KPK Jangan Ragu Gunakan UU Money Laundering
Ahli tindak pidana pencucian uang Universitas Trisakti Jakarta, Yenti Ganarsih menyebut Kepolisian dan Kejaksaan lebih berani menerapkan Undang-Undang Tindak Pidana Pencucian Uang (TPPU) ketimbang Komisi Pemberantasan Korupsi (KPK).
Yenti menjelaskan kasus-kasus yang terkait dengan pencucian uang yang ditangani Kepolisian dan Kejaksaan, antara lain, kasus pembobolan bank BNI sebesar Rp1,3 triliun dengan terpidana Adrian Woworuntu yang dihukum seumur hidup.

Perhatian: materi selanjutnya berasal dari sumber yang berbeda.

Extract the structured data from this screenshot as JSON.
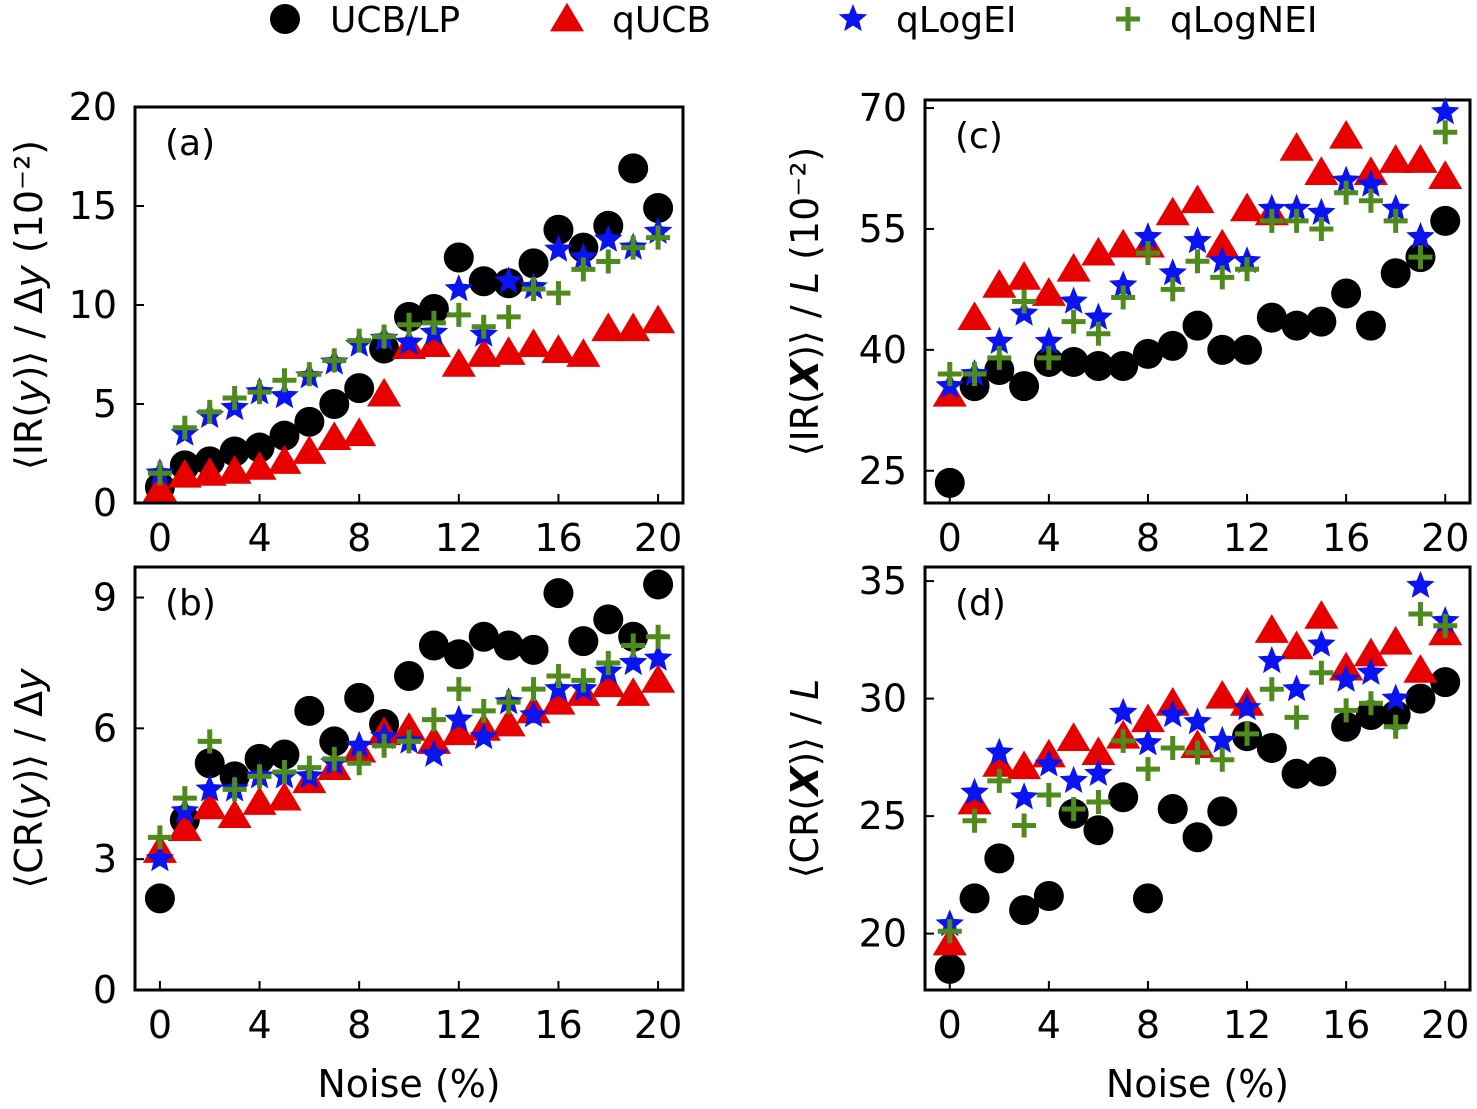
{
  "colors": {
    "ucb_lp": "#000000",
    "qucb": "#e60000",
    "qlogei": "#0a14f0",
    "qlognei": "#4f8a1c"
  },
  "legend": [
    {
      "key": "ucb_lp",
      "label": "UCB/LP",
      "marker": "circle"
    },
    {
      "key": "qucb",
      "label": "qUCB",
      "marker": "triangle"
    },
    {
      "key": "qlogei",
      "label": "qLogEI",
      "marker": "star"
    },
    {
      "key": "qlognei",
      "label": "qLogNEI",
      "marker": "plus"
    }
  ],
  "chart_data": [
    {
      "type": "scatter",
      "panel": "(a)",
      "ylabel": "⟨IR(y)⟩ / Δy (10⁻²)",
      "ylabel_parts": {
        "pre": "⟨IR(",
        "var": "y",
        "post": ")⟩ / Δ",
        "var2": "y",
        "unit": "(10⁻²)"
      },
      "xlabel": "",
      "xlim": [
        -1,
        21
      ],
      "ylim": [
        0,
        20
      ],
      "xticks": [
        "0",
        "4",
        "8",
        "12",
        "16",
        "20"
      ],
      "yticks": [
        "0",
        "5",
        "10",
        "15",
        "20"
      ],
      "x": [
        0,
        1,
        2,
        3,
        4,
        5,
        6,
        7,
        8,
        9,
        10,
        11,
        12,
        13,
        14,
        15,
        16,
        17,
        18,
        19,
        20
      ],
      "series": [
        {
          "key": "ucb_lp",
          "name": "UCB/LP",
          "values": [
            0.8,
            1.9,
            2.1,
            2.6,
            2.8,
            3.4,
            4.1,
            5.0,
            5.8,
            7.8,
            9.4,
            9.8,
            12.4,
            11.2,
            11.1,
            12.1,
            13.8,
            12.9,
            14.0,
            16.9,
            14.9
          ]
        },
        {
          "key": "qucb",
          "name": "qUCB",
          "values": [
            0.7,
            1.4,
            1.5,
            1.6,
            1.8,
            2.1,
            2.6,
            3.3,
            3.5,
            5.5,
            7.9,
            8.0,
            7.0,
            7.5,
            7.6,
            8.0,
            7.7,
            7.5,
            8.8,
            8.8,
            9.2
          ]
        },
        {
          "key": "qlogei",
          "name": "qLogEI",
          "values": [
            1.5,
            3.5,
            4.4,
            4.8,
            5.6,
            5.4,
            6.4,
            7.1,
            8.0,
            8.3,
            8.1,
            8.6,
            10.8,
            8.5,
            11.2,
            10.9,
            12.8,
            12.4,
            13.3,
            12.9,
            13.7
          ]
        },
        {
          "key": "qlognei",
          "name": "qLogNEI",
          "values": [
            1.5,
            3.8,
            4.6,
            5.3,
            5.6,
            6.2,
            6.5,
            7.2,
            8.2,
            8.4,
            9.0,
            9.1,
            9.5,
            8.9,
            9.4,
            10.8,
            10.6,
            11.8,
            12.2,
            12.9,
            13.4
          ]
        }
      ]
    },
    {
      "type": "scatter",
      "panel": "(b)",
      "ylabel": "⟨CR(y)⟩ / Δy",
      "ylabel_parts": {
        "pre": "⟨CR(",
        "var": "y",
        "post": ")⟩ / Δ",
        "var2": "y",
        "unit": ""
      },
      "xlabel": "Noise (%)",
      "xlim": [
        -1,
        21
      ],
      "ylim": [
        0,
        9.7
      ],
      "xticks": [
        "0",
        "4",
        "8",
        "12",
        "16",
        "20"
      ],
      "yticks": [
        "0",
        "3",
        "6",
        "9"
      ],
      "x": [
        0,
        1,
        2,
        3,
        4,
        5,
        6,
        7,
        8,
        9,
        10,
        11,
        12,
        13,
        14,
        15,
        16,
        17,
        18,
        19,
        20
      ],
      "series": [
        {
          "key": "ucb_lp",
          "name": "UCB/LP",
          "values": [
            2.1,
            3.9,
            5.2,
            4.9,
            5.3,
            5.4,
            6.4,
            5.7,
            6.7,
            6.1,
            7.2,
            7.9,
            7.7,
            8.1,
            7.9,
            7.8,
            9.1,
            8.0,
            8.5,
            8.1,
            9.3
          ]
        },
        {
          "key": "qucb",
          "name": "qUCB",
          "values": [
            3.2,
            3.7,
            4.2,
            4.0,
            4.3,
            4.4,
            4.8,
            5.1,
            5.5,
            5.9,
            6.0,
            5.7,
            5.9,
            6.0,
            6.1,
            6.4,
            6.6,
            6.8,
            7.0,
            6.8,
            7.1
          ]
        },
        {
          "key": "qlogei",
          "name": "qLogEI",
          "values": [
            3.0,
            4.1,
            4.6,
            4.6,
            4.9,
            4.9,
            4.9,
            5.2,
            5.6,
            5.8,
            5.7,
            5.4,
            6.2,
            5.8,
            6.6,
            6.3,
            6.9,
            6.9,
            7.3,
            7.5,
            7.6
          ]
        },
        {
          "key": "qlognei",
          "name": "qLogNEI",
          "values": [
            3.5,
            4.4,
            5.7,
            4.6,
            4.9,
            5.0,
            5.1,
            5.3,
            5.2,
            5.6,
            5.7,
            6.2,
            6.9,
            6.4,
            6.6,
            6.9,
            7.2,
            7.1,
            7.5,
            7.9,
            8.1
          ]
        }
      ]
    },
    {
      "type": "scatter",
      "panel": "(c)",
      "ylabel": "⟨IR(X)⟩ / L (10⁻²)",
      "ylabel_parts": {
        "pre": "⟨IR(",
        "var": "X",
        "post": ")⟩ / ",
        "var2": "L",
        "unit": "(10⁻²)"
      },
      "xlabel": "",
      "xlim": [
        -1,
        21
      ],
      "ylim": [
        21,
        71
      ],
      "xticks": [
        "0",
        "4",
        "8",
        "12",
        "16",
        "20"
      ],
      "yticks": [
        "25",
        "40",
        "55",
        "70"
      ],
      "x": [
        0,
        1,
        2,
        3,
        4,
        5,
        6,
        7,
        8,
        9,
        10,
        11,
        12,
        13,
        14,
        15,
        16,
        17,
        18,
        19,
        20
      ],
      "series": [
        {
          "key": "ucb_lp",
          "name": "UCB/LP",
          "values": [
            23.5,
            35.5,
            37.5,
            35.5,
            38.5,
            38.5,
            38.0,
            38.0,
            39.5,
            40.5,
            43.0,
            40.0,
            40.0,
            44.0,
            43.0,
            43.5,
            47.0,
            43.0,
            49.5,
            51.5,
            56.0
          ]
        },
        {
          "key": "qucb",
          "name": "qUCB",
          "values": [
            34.5,
            44.0,
            48.0,
            49.0,
            47.0,
            50.0,
            52.0,
            53.0,
            53.0,
            57.0,
            58.5,
            53.0,
            57.5,
            57.0,
            65.0,
            62.0,
            66.5,
            62.0,
            63.5,
            63.5,
            61.5
          ]
        },
        {
          "key": "qlogei",
          "name": "qLogEI",
          "values": [
            35.5,
            37.0,
            41.0,
            44.5,
            41.0,
            46.0,
            44.0,
            48.0,
            54.0,
            49.5,
            53.5,
            51.0,
            51.0,
            57.5,
            57.5,
            57.0,
            61.0,
            60.5,
            57.5,
            54.0,
            69.5
          ]
        },
        {
          "key": "qlognei",
          "name": "qLogNEI",
          "values": [
            37.0,
            37.0,
            39.0,
            46.0,
            39.0,
            43.5,
            42.0,
            46.5,
            52.0,
            47.5,
            51.0,
            49.0,
            50.0,
            56.0,
            56.0,
            55.0,
            59.5,
            58.5,
            56.0,
            51.5,
            67.0
          ]
        }
      ]
    },
    {
      "type": "scatter",
      "panel": "(d)",
      "ylabel": "⟨CR(X)⟩ / L",
      "ylabel_parts": {
        "pre": "⟨CR(",
        "var": "X",
        "post": ")⟩ / ",
        "var2": "L",
        "unit": ""
      },
      "xlabel": "Noise (%)",
      "xlim": [
        -1,
        21
      ],
      "ylim": [
        17.6,
        35.6
      ],
      "xticks": [
        "0",
        "4",
        "8",
        "12",
        "16",
        "20"
      ],
      "yticks": [
        "20",
        "25",
        "30",
        "35"
      ],
      "x": [
        0,
        1,
        2,
        3,
        4,
        5,
        6,
        7,
        8,
        9,
        10,
        11,
        12,
        13,
        14,
        15,
        16,
        17,
        18,
        19,
        20
      ],
      "series": [
        {
          "key": "ucb_lp",
          "name": "UCB/LP",
          "values": [
            18.5,
            21.5,
            23.2,
            21.0,
            21.6,
            25.1,
            24.4,
            25.8,
            21.5,
            25.3,
            24.1,
            25.2,
            28.4,
            27.9,
            26.8,
            26.9,
            28.8,
            29.3,
            29.3,
            30.0,
            30.7
          ]
        },
        {
          "key": "qucb",
          "name": "qUCB",
          "values": [
            19.6,
            25.6,
            27.2,
            27.1,
            27.6,
            28.3,
            27.7,
            28.4,
            29.1,
            29.8,
            28.0,
            30.1,
            29.8,
            32.9,
            32.2,
            33.5,
            31.3,
            31.9,
            32.4,
            31.2,
            32.8
          ]
        },
        {
          "key": "qlogei",
          "name": "qLogEI",
          "values": [
            20.4,
            26.0,
            27.7,
            25.8,
            27.2,
            26.5,
            26.8,
            29.4,
            28.1,
            29.3,
            29.0,
            28.2,
            29.6,
            31.6,
            30.4,
            32.3,
            30.8,
            31.1,
            30.0,
            34.8,
            33.3
          ]
        },
        {
          "key": "qlognei",
          "name": "qLogNEI",
          "values": [
            20.1,
            24.8,
            26.5,
            24.6,
            25.9,
            25.3,
            25.6,
            28.2,
            27.0,
            27.9,
            27.7,
            27.4,
            28.5,
            30.4,
            29.2,
            31.1,
            29.5,
            29.8,
            28.8,
            33.6,
            33.1
          ]
        }
      ]
    }
  ]
}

Kemudian kasus Dicky Iskandar Dinata (terkait korupsi Bank Negara Indonesia) dihukum 20 tahun penjara.
Kasus Dana Pensiun dan Bank Mandiri cabang Rawamangun dengan terpidana Agus Rahardjo yang dihukum 13 tahun penjara.
Kasus korupsi pajak Bahasyim Assifie yang divonis 12 tahun penjara. Belakangan ini muncul kasus Malinda Dee, Andhika Gumilang, Askrindo dan narkotika yang semua tersangkanya dikenakan pasal pencucian uang.
"Apa alasan KPK ragu menerapkan Undang-Undang Pencucian Uang? Kalau tidak berani, serahkan saja penyidikan ke polisi," ungkap Yenti di Jakarta, Kamis (10/5).
Ia mengatakan pasal korupsi yang dituduhkan KPK sudah cukup menjadi tindak pidana utama untuk menjerat pelaku dengan pencucian uang.
Penerapan pasal pencucian uang, kata Yenti dapat menjadi strategi KPK mengungkap tindak pidana korupsi dengan menelusuri aliran transaksi keuangan.
"Tidak disarankan usut korupsi dulu. Seharusnya semua (korupsi dan pencucian uang) dalam satu dakwaan," katanya.
Saat ini KPK sedang mengusut terkait aliran dana terdakwa kasus Wisma Atlet SEA Games, saham Garuda maupun beberapa proyek kementerian yang melibatkan mantan Bendahara Umum Partai Demokrat, M Nazaruddin.
Diduga uang suap dalam kasus itu berasal dari pencucian uang.